Pada perkembangannya, virus AI memiliki 2 mekanisme dalam mengganggu organ reproduksi ayam,
yaitu pembendungan pembuluh darah di ovarium dan rusaknya permukaan ovarium pada
saat budding exit atau keluarnya virus dari sel. Kedua mekanisme ini akan mengakibatkan penurunan
bahkan menghentikan produksi telur. Infeksi AI juga mempengaruhi kualitas telur dimana
serangannya menyebabkan telur kehilangan pigmennya sehingga warna kerabang menjadi lebih
pucat.

Perdarahan di ovarium akibat infeksi AI


(Sumber : Prof. DR. drh. I Wayan Teguh Wibawan, MS)
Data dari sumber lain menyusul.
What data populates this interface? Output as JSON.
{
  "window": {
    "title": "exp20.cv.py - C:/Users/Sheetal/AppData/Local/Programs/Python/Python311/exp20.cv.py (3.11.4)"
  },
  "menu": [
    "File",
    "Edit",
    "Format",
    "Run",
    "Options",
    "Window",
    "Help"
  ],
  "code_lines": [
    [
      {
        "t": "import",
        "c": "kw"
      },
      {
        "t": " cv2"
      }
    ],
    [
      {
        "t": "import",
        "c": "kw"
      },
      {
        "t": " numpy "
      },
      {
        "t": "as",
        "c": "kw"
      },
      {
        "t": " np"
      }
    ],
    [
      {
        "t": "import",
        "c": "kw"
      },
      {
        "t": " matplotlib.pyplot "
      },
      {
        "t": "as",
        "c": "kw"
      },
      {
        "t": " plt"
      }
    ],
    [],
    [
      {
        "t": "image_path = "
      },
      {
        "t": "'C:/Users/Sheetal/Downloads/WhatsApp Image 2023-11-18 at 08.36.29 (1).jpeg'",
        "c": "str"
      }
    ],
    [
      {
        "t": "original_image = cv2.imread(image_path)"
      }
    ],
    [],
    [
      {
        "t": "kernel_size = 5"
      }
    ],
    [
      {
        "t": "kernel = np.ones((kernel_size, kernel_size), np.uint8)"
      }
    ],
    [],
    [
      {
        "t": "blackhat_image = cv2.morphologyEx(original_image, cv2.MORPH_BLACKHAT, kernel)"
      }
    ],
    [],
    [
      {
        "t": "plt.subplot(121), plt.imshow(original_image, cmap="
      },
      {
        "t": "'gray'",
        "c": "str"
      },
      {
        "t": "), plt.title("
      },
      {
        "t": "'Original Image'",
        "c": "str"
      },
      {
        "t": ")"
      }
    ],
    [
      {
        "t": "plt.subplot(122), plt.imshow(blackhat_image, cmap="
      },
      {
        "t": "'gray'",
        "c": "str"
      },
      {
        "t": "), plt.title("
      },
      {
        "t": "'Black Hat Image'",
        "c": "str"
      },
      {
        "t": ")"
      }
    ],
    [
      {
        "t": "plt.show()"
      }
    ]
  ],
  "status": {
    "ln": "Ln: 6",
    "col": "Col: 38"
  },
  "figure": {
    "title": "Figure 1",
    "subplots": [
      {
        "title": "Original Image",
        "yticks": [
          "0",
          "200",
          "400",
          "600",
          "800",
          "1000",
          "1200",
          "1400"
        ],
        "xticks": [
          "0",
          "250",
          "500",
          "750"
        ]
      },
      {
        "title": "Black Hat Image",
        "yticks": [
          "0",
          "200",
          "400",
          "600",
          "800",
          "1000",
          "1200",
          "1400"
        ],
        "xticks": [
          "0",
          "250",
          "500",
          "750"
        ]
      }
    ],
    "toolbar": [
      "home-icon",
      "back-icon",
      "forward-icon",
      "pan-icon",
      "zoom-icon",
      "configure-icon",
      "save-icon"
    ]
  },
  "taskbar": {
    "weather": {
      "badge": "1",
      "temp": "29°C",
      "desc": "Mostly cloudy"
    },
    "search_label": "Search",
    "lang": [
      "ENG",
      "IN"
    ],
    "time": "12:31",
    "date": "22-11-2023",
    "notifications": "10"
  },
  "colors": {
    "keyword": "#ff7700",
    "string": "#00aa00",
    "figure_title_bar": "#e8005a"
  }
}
Perubahan pada organ reproduksi akibat ND yaitu indung telur mengecil, selaput telur membengkak
dan terjadi perdarahan. Begitu juga pada infeksi virus EDS, oviduct menjadi kendur dan terdapat
oedema (pembengkakan) pada jaringan sub-serosa-nya. Selain itu, penyakit EDS juga menyebabkan
warna coklat pada kerabang telur hilang, diikuti dengan kerabang tipis, lembek dan tanpa kerabang.
Pada kasus serangan IB, ovarium tidak berkembang, lunak seperti bubur, berdarah, membengkak dan
lembek.

Selain itu sering dijumpai kasus pecahnya kuning telur pada rongga perut. Kasus cystic oviduct juga
semakin meningkatkan keparahan serangan IB. Dari segi kualitas telur yang dihasilkan, kasus IB
menyebabkan warna telur menjadi lebih pucat, ukuran telur lebih kecil, putih telur encer, kerabang
menjadi tipis dan mudah pecah.

Cystic oviduct akibat infeksi IB


(Sumber : Dok. Medion)

Putih telur encer akibat infeksi IB


(Sumber:Dok. Medion)

Kerusakan atau gangguan pada sistem reproduksi akibat infeksi salah satu penyakit penurun
produksi telur tersebut akan mengakibatkan produksi telur menurun. Penurunan produksi telur
akibat serangan virus IB berkisar 10-50%, EDS menurun 20-40% dan AI bisa mencapai 80%,
sedangkan pada kasus ND berdeda-beda tergantung dari status kekebalan.
2. Faktor non infeksius

Pada kasus non infeksius ada 3 penyebab, antara lain :


 Kualitas pullet

Pada kasus yang disebabkan oleh kualitas pullet yang kurang baik ditandai dengan ciri-ciri memiliki berat
badan dan keseragaman pulletyang rendah. Keseragaman pullet yang rendah ini dapat mengakibatkan
ketidakseragaman awal produksi dan tidak seragamnya ukuran telur yang dihasilkan. Ciri lainnya,
lamanya mencapai dewasa kelamin sehingga awal produksi menjadi terlambat. Adanya pullet yang
mempunyai jarak tulang pubis yang sempit juga menjadi ciri tersendiri yang mengakibatkan ayam
tersebut mempunyai ukuran telur yang lebih kecil.
 Nutrisi ransum dan air minum

Kualitas ransum yang buruk, nutrisinya kurang atau tidak seimbang serta ransum yang mengandung zat
racun/antinutrisi dapat menyebabkan penurunan produksi telur. Demikian halnya dengan kecukupan air
minum.

Menurut Clauer (2009), ayam petelur yang tidak mengkonsumsi air minum hanya selama beberapa jam,
akan berhenti berproduksi telur sampai berminggu-minggu. Ukuran dan berat telur juga dipengaruhi oleh
nutrisi ransum seperti protein, asam amino tertentu sepertimethionine dan lysine, energi, lemak total dan
asam lemak esensial seperti asam linoleat. Tidak terpenuhinya kebutuhan dari salah satu nutrisi tersebut
melalui asupan ransum, maka akan mengurangi berat telur. Bahkan jika hal tersebut terjadi pada petelur
produksi sebelum umur 40 minggu, bisa berakibat pada penurunan jumlah produksi telur.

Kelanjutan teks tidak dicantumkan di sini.